By L.A. Williams, Correspondent
Christian Action League
While Tuesday’s election focused mainly on the Marriage Amendment and choosing which candidates will represent their parties in November, voters in more than a dozen Tar Heel locations got to weigh in on alcohol sales.
In North Carolina’s westernmost corner, Cherokee County voters rejected malt beverage and unfortified wine sales, 51 to 49 percent. In a similarly close vote, residents in the Pitt County town of Ayden, much further east, said no to mixed beverage sales by less than 1 percent — 10 voters to be exact.
But the close-vote-of-the-day award must go to Deep River Township in central North Carolina’s Lee County, where malt beverage sales were kept at bay by one lone vote: 307 for malt beverages; 308 against.
“This just goes to show how important every single vote is. We are thrilled to see these areas take a stand to keep alcohol sales from popping up on virtually every corner,” said the Rev. Mark Creech, executive director of the Christian Action League. “We’re glad to see the local option system at work letting folks determine how alcohol is managed in their communities.”
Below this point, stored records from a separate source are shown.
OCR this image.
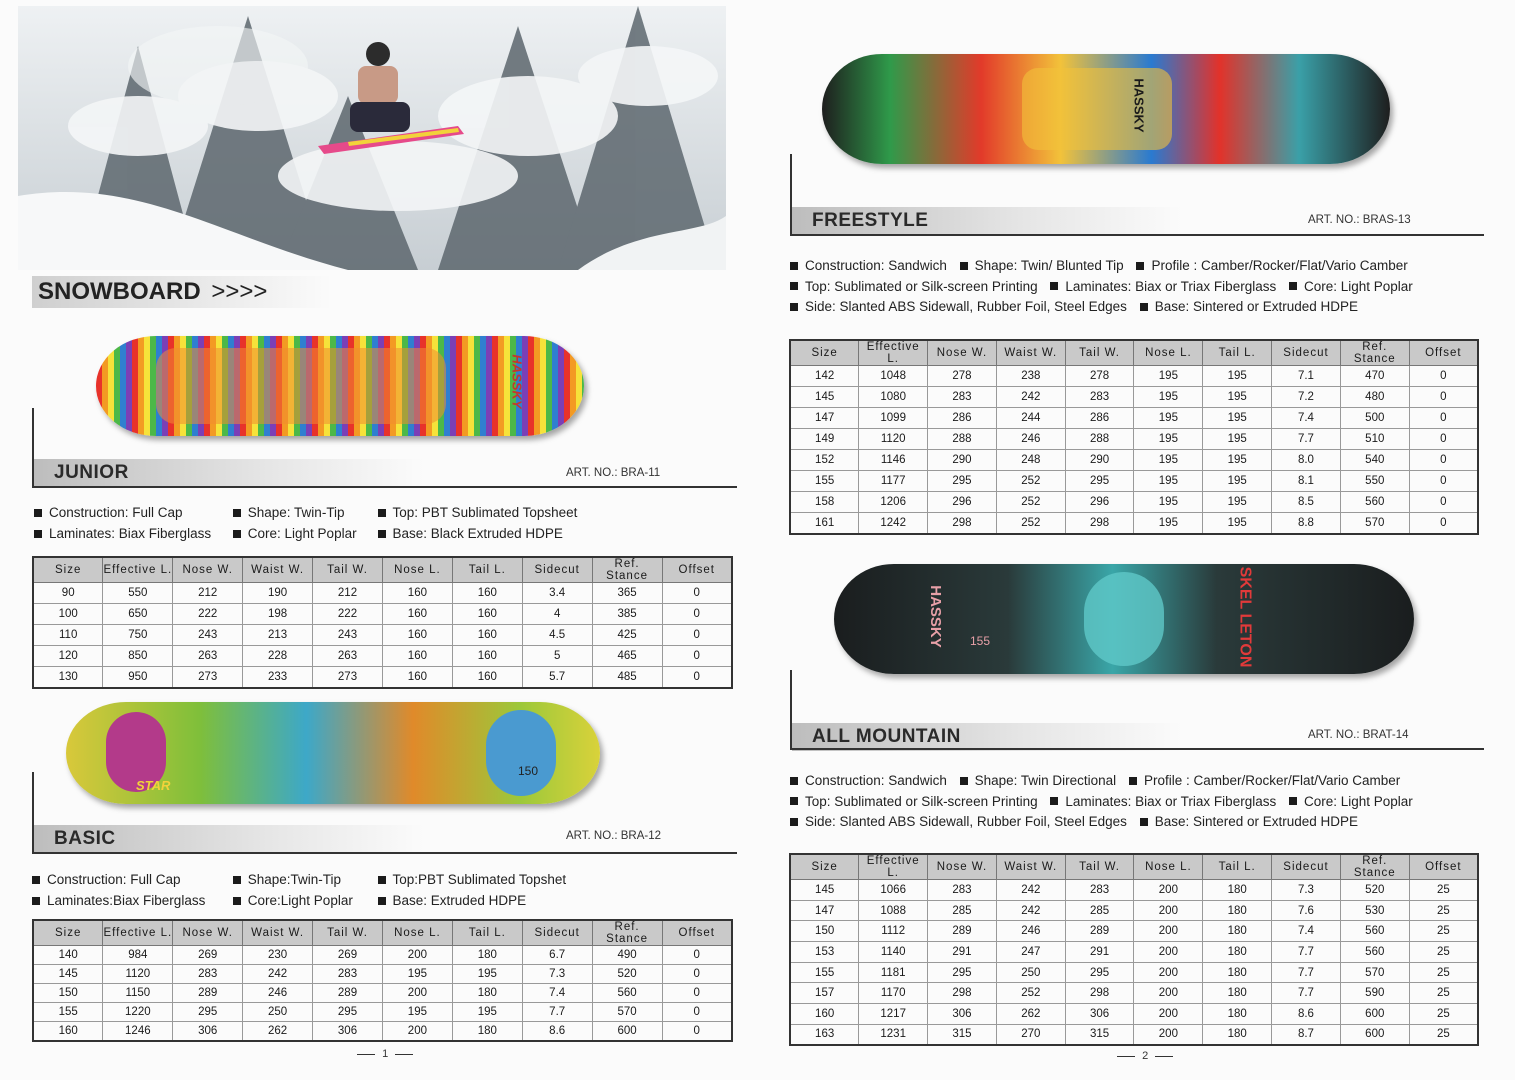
SNOWBOARD >>>>
HASSKY
JUNIOR	ART. NO.: BRA-11
Construction: Full Cap	Shape: Twin-Tip	Top: PBT Sublimated Topsheet
Laminates: Biax Fiberglass	Core: Light Poplar	Base: Black Extruded HDPE
Size	Effective L.	Nose W.	Waist W.	Tail W.	Nose L.	Tail L.	Sidecut	Ref. Stance	Offset
90	550	212	190	212	160	160	3.4	365	0
100	650	222	198	222	160	160	4	385	0
110	750	243	213	243	160	160	4.5	425	0
120	850	263	228	263	160	160	5	465	0
130	950	273	233	273	160	160	5.7	485	0
STAR
150
BASIC	ART. NO.: BRA-12
Construction: Full Cap	Shape:Twin-Tip	Top:PBT Sublimated Topshet
Laminates:Biax Fiberglass	Core:Light Poplar	Base: Extruded HDPE
Size	Effective L.	Nose W.	Waist W.	Tail W.	Nose L.	Tail L.	Sidecut	Ref. Stance	Offset
140	984	269	230	269	200	180	6.7	490	0
145	1120	283	242	283	195	195	7.3	520	0
150	1150	289	246	289	200	180	7.4	560	0
155	1220	295	250	295	195	195	7.7	570	0
160	1246	306	262	306	200	180	8.6	600	0
1
HASSKY
FREESTYLE	ART. NO.: BRAS-13
Construction: Sandwich Shape: Twin/ Blunted Tip Profile : Camber/Rocker/Flat/Vario Camber
Top: Sublimated or Silk-screen Printing Laminates: Biax or Triax Fiberglass Core: Light Poplar
Side: Slanted ABS Sidewall, Rubber Foil, Steel Edges Base: Sintered or Extruded HDPE
Size	Effective L.	Nose W.	Waist W.	Tail W.	Nose L.	Tail L.	Sidecut	Ref. Stance	Offset
142	1048	278	238	278	195	195	7.1	470	0
145	1080	283	242	283	195	195	7.2	480	0
147	1099	286	244	286	195	195	7.4	500	0
149	1120	288	246	288	195	195	7.7	510	0
152	1146	290	248	290	195	195	8.0	540	0
155	1177	295	252	295	195	195	8.1	550	0
158	1206	296	252	296	195	195	8.5	560	0
161	1242	298	252	298	195	195	8.8	570	0
HASSKY 155	SKEL LETON
ALL MOUNTAIN	ART. NO.: BRAT-14
Construction: Sandwich Shape: Twin Directional Profile : Camber/Rocker/Flat/Vario Camber
Top: Sublimated or Silk-screen Printing Laminates: Biax or Triax Fiberglass Core: Light Poplar
Side: Slanted ABS Sidewall, Rubber Foil, Steel Edges Base: Sintered or Extruded HDPE
Size	Effective L.	Nose W.	Waist W.	Tail W.	Nose L.	Tail L.	Sidecut	Ref. Stance	Offset
145	1066	283	242	283	200	180	7.3	520	25
147	1088	285	242	285	200	180	7.6	530	25
150	1112	289	246	289	200	180	7.4	560	25
153	1140	291	247	291	200	180	7.7	560	25
155	1181	295	250	295	200	180	7.7	570	25
157	1170	298	252	298	200	180	7.7	590	25
160	1217	306	262	306	200	180	8.6	600	25
163	1231	315	270	315	200	180	8.7	600	25
2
Deep River rejected unfortified wine sales as well, by a six-vote margin. Nearby Pocket Township, also in Lee County, voted roughly 55 to 45 percent against beer and wine sales. But the sales were approved (52 percent to 48 percent) in East and West Sanford townships and in Greenwood Township. Some 61 percent of Cape Fear Township voters also welcomed beer and wine sales as did 56 percent of the voters in Jonesboro Township.
Next door to Lee County, voters in the Harnett townships of Buckhorn and Hector’s Creek voted by a similar margin to allow malt beverage and wine sales within their borders.
The products will also soon be sold in the Burke County town of Hildebran, where sales were approved 54 to 46 percent.
Further west in Jackson County, voters OK’d malt beverage and wine sales, an ABC store and liquor by the drink, with 56 to 59 percent in agreement.
Perhaps the most complex alcohol ballot on Tuesday was handed out in Henderson County, where voters could entertain nine different sales options. They chose on- and off-premise sales of malt beverages and wine, malt beverage on-premise sales by hotels, motels and restaurants only, off premises sales by other permittees, and gave a more hearty approval (67 to 68 percent) to an ABC store and mixed beverage sales.
It was by the same margin, 68 percent, that voters in the Moore County township of Sheffield rejected malt beverage sales.
“So often, when there is a push to approve more alcohol sales, people think it is inevitable and they fail to take action. Although many towns have approved more sales this week, votes like the one in Moore County show that it doesn’t have to be that way,” Creech said. “In North Carolina, voters do have a voice in these matters.”